The 45 grants, from a total of 135 proposals, ranged from $17,000 to $100,000 in total. Ryerson University and Mohawk College each had five projects funded, but the University of Waterloo had the most in total grants at $396,000 with Ryerson close behind with $380,000. Mohawk received a total of $259,000, and Algonquin College received $186,000. Of the 45 grants, 14 involved two or more institutions working collaboratively.

The one common factor among all the proposals was their variety. No one area of online learning dominated, although six of the proposals were directly concerned with assessing quality in online courses. Four of the grants were to study ways to improve the course development process or to facilitate faculty better in online teaching.

Then there was a bunch of grants looking at the effectiveness of particular technologies, including four for games/gaming, three for the use of animations or simulations, and grants for exploring virtual labs or the application of virtual reality. There were about four grants focused on the use of online learning for skills development, including one on evaluating competency-based learning.
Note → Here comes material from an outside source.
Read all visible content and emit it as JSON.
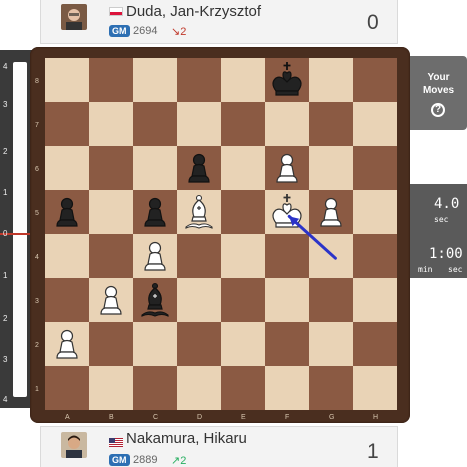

Lastly, there was a very significant grant of $80,000 to Ryerson University to support the national survey of online and distance education that I am leading.

Comment

Even setting aside my gratitude for my own grant, eCampus Ontario and the Ontario government deserve praise for investing in research and development at this level. There has been a desperate lack of funding for research or development in online learning in Canada, at least in recent years, and hopefully a great deal of learning, new developments and innovation in online learning will emerge from this process. 
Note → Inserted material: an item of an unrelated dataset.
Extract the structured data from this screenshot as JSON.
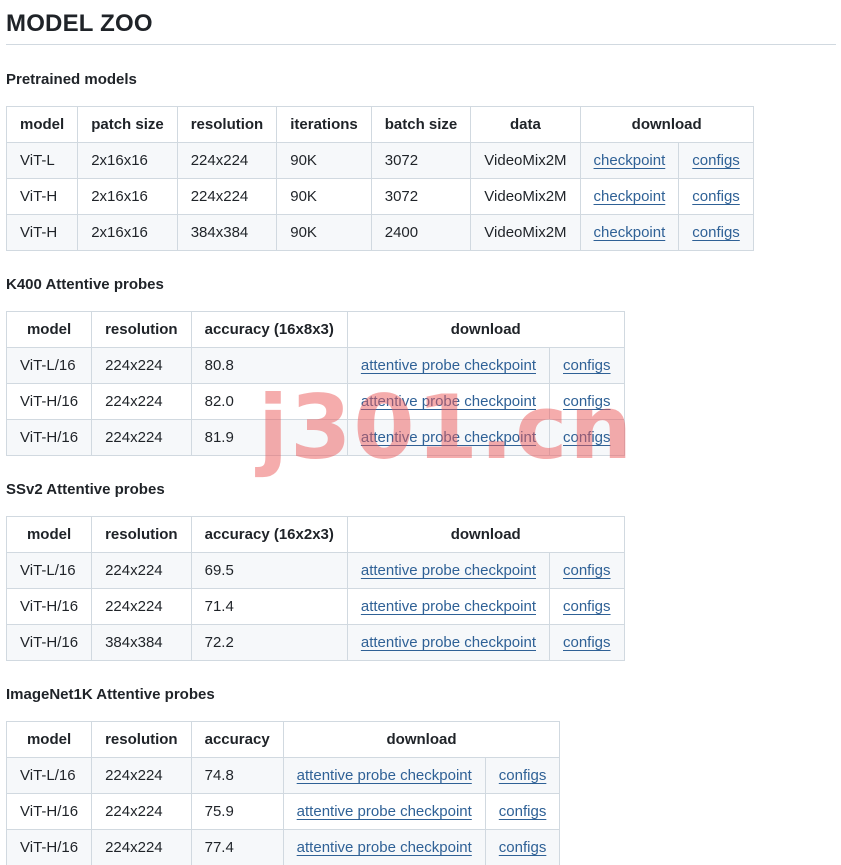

The major challenge now will be to ensure that the projects disseminate their results across the system, so that major innovations do not just hide within tiny corners of the institutions. I am eagerly looking forward to seeing what emerges from these grants.

A Spanish version of ‘Teaching in a Digital Age’ is now available

I am very pleased to announced that La Enseñanza en la Era Digital, a complete, open, online Spanish version of ‘Teaching in a Digital Age’, translated and adapted by the Centre for Distance Education, la Facultad de Ingeniería, Universidad de Buenos Aires, Argentina, is now downloadable from the BCcampus open textbook web site. 

I am extremely grateful to Ema Aveleyra, Andrea Vega and the team at el Centro de Educación a Distancia for their commitment, expertise and hard work in translating this work into Spanish and for making it publicly available.

This version joins the English, French, Vietnamese and Chinese versions of the book available from the BCcampus web site. There is also a Portuguese version printed by the Brazilian Association of Distance Education, but the online version has still to be made available. There are also translations in Turkish, Arabic, Hebrew and Farsi under way. 

The English version of the book (also available from Contact North as well as BCcampus) has been downloaded almost 50,000 times to date since its publication in April, 2015.